In Britain, today would be called a bank holiday; no doubt that has historical significance. In Israel, it’s called a shabbaton, which comes from the word for sabbath: day of rest. It certainly seems like a day of rest today.

As we walked round to our local voting station, we couldn’t fail to notice the lack of traffic on the roads and the unusual calmness of the people we saw. In the station itself, usually a school, the same calm atmosphere was apparent, as you can see.


There was no queue, no problem. We voted and left.

Afterwards, in hot sunshine, I sat on a bench in the little park opposite the voting station. Some election leaflets littered the grass. Occasionally one or two of them got up and moved to a position nearby, helped by a breeze. I watched two men quietly putting up yet another election poster, fixing one side to a sign indicating disabled parking and the other to a branch. People ambled by on their way to vote, one talking to a mobile phone. Children rode bikes. A woman held a dog on a leash while her partner went to vote.

Ordinary people exercising their right to vote. When I lived in Britain, I took that right for granted. Here in Israel, it means more, knowing that not one of our neighbours really has that right.

By Miriam Drori

Author, editor, attempter of this thing called life. Social anxiety warrior. Cultivating a Fuji, edition 3, a poignant, humorous and uplifting tale, published with Ocelot Press, January 2023.

5 replies on “It’s a holiday!”

That sounds like the way to vote. No concerns of whether the boss is going to fire you for going to exercise your right to vote and it takes 5 minutes too long. No hoping to catch the voting station at the right time. It’s a public holiday to perform your civic duty. Sounds good to me. Glad you got your chance to do so in a more relaxed manner 🙂

You’ve painted an idyllic picture of a polling day. Here in the UK we don’t have a holiday on polling day and so for much of the day the polling stations are empty with a rush at teatime when people come home from work. Your way sounds better… your weather sounds better too. It’s still thick with snow here!

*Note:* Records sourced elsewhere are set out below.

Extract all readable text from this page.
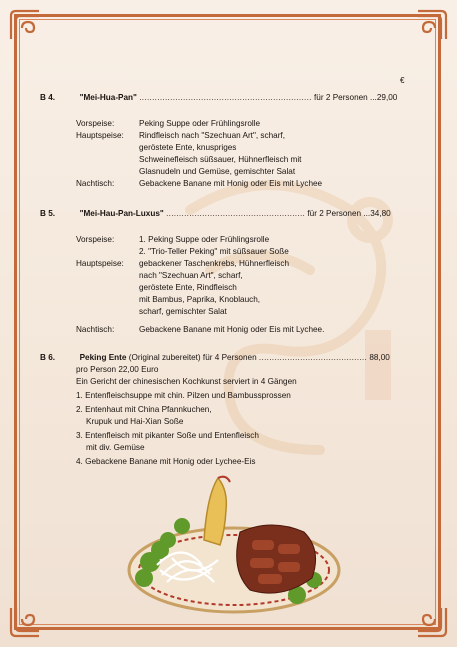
€
B 4.	"Mei-Hua-Pan" ................................................................... für 2 Personen ...29,00
Vorspeise:	Peking Suppe oder Frühlingsrolle
Hauptspeise: Rindfleisch nach "Szechuan Art", scharf,
geröstete Ente, knuspriges
Schweinefleisch süßsauer, Hühnerfleisch mit
Glasnudeln und Gemüse, gemischter Salat
Nachtisch:	Gebackene Banane mit Honig oder Eis mit Lychee
B 5.	"Mei-Hau-Pan-Luxus" ...................................................... für 2 Personen ...34,80
Vorspeise:	1. Peking Suppe oder Frühlingsrolle
2. "Trio-Teller Peking" mit süßsauer Soße
Hauptspeise: gebackener Taschenkrebs, Hühnerfleisch
nach "Szechuan Art", scharf,
geröstete Ente, Rindfleisch
mit Bambus, Paprika, Knoblauch,
scharf, gemischter Salat
Nachtisch:	Gebackene Banane mit Honig oder Eis mit Lychee.
B 6.	Peking Ente (Original zubereitet) für 4 Personen .......................................... 88,00
pro Person 22,00 Euro
Ein Gericht der chinesischen Kochkunst serviert in 4 Gängen
1. Entenfleischsuppe mit chin. Pilzen und Bambussprossen
2. Entenhaut mit China Pfannkuchen,
Krupuk und Hai-Xian Soße
3. Entenfleisch mit pikanter Soße und Entenfleisch
mit div. Gemüse
4. Gebackene Banane mit Honig oder Lychee-Eis
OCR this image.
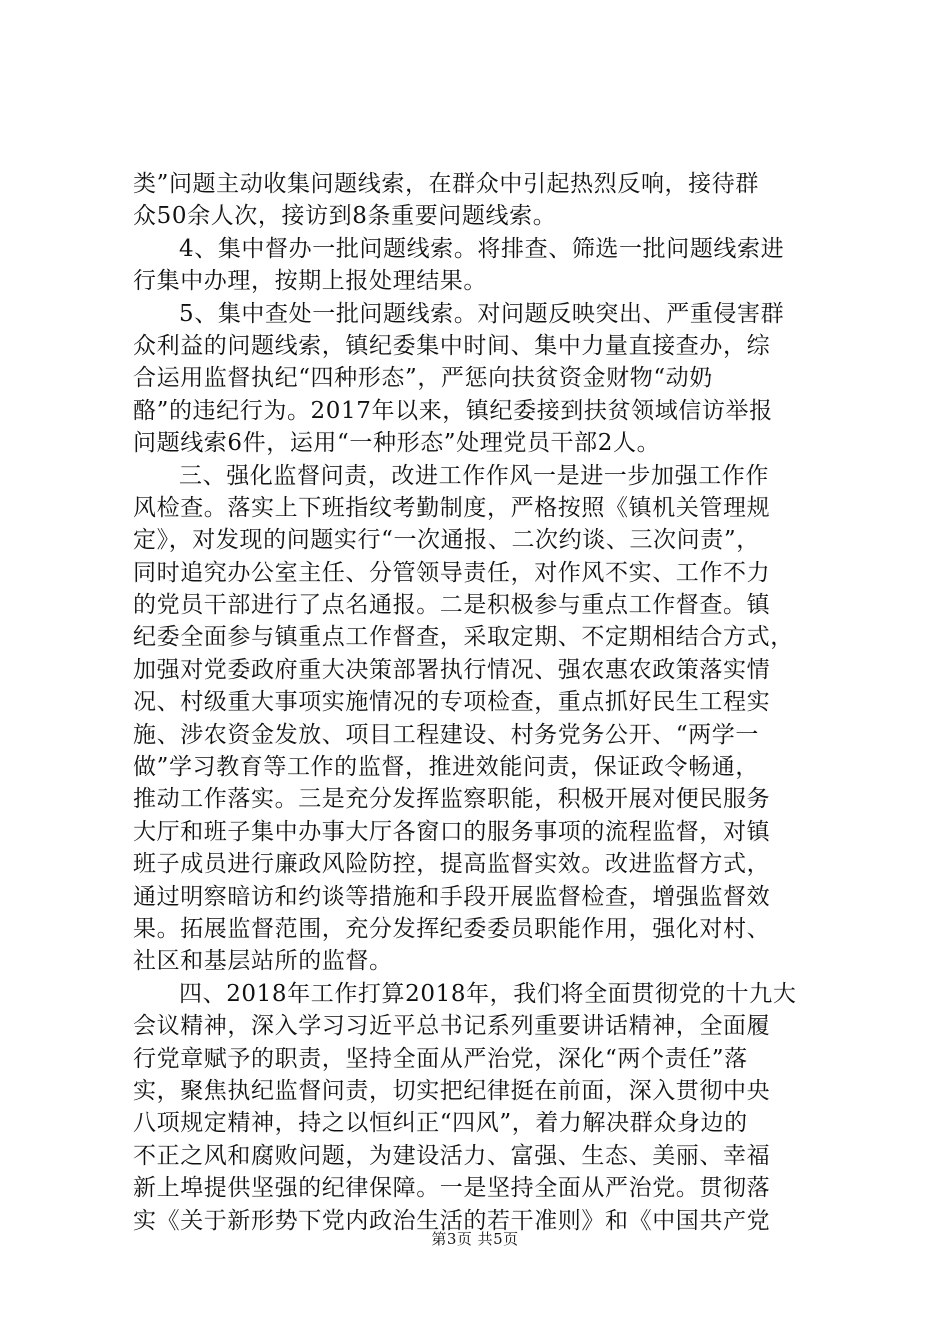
类”问题主动收集问题线索，在群众中引起热烈反响，接待群
众50余人次，接访到8条重要问题线索。
4、集中督办一批问题线索。将排查、筛选一批问题线索进
行集中办理，按期上报处理结果。
5、集中查处一批问题线索。对问题反映突出、严重侵害群
众利益的问题线索，镇纪委集中时间、集中力量直接查办，综
合运用监督执纪“四种形态”，严惩向扶贫资金财物“动奶
酪”的违纪行为。2017年以来，镇纪委接到扶贫领域信访举报
问题线索6件，运用“一种形态”处理党员干部2人。
三、强化监督问责，改进工作作风一是进一步加强工作作
风检查。落实上下班指纹考勤制度，严格按照《镇机关管理规
定》，对发现的问题实行“一次通报、二次约谈、三次问责”，
同时追究办公室主任、分管领导责任，对作风不实、工作不力
的党员干部进行了点名通报。二是积极参与重点工作督查。镇
纪委全面参与镇重点工作督查，采取定期、不定期相结合方式，
加强对党委政府重大决策部署执行情况、强农惠农政策落实情
况、村级重大事项实施情况的专项检查，重点抓好民生工程实
施、涉农资金发放、项目工程建设、村务党务公开、“两学一
做”学习教育等工作的监督，推进效能问责，保证政令畅通，
推动工作落实。三是充分发挥监察职能，积极开展对便民服务
大厅和班子集中办事大厅各窗口的服务事项的流程监督，对镇
班子成员进行廉政风险防控，提高监督实效。改进监督方式，
通过明察暗访和约谈等措施和手段开展监督检查，增强监督效
果。拓展监督范围，充分发挥纪委委员职能作用，强化对村、
社区和基层站所的监督。
四、2018年工作打算2018年，我们将全面贯彻党的十九大
会议精神，深入学习习近平总书记系列重要讲话精神，全面履
行党章赋予的职责，坚持全面从严治党，深化“两个责任”落
实，聚焦执纪监督问责，切实把纪律挺在前面，深入贯彻中央
八项规定精神，持之以恒纠正“四风”，着力解决群众身边的
不正之风和腐败问题，为建设活力、富强、生态、美丽、幸福
新上埠提供坚强的纪律保障。一是坚持全面从严治党。贯彻落
实《关于新形势下党内政治生活的若干准则》和《中国共产党
第3页 共5页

Oh that’s nice. IN the states, they don’t have a holiday on election day. The repubs are trying to make it so that polls close at like 5:00 thereby eliminating the need to deal with workers who can’t take vacation in order to vote (those would be the dems). They’re also redistricting the heck out of places and looking for ways to make the electoral college get apportioned by congressional district (following the redistricting). Anything they can do to stay in power. That way they can be assholes. It’s nice to see it isn’t that way in other countries.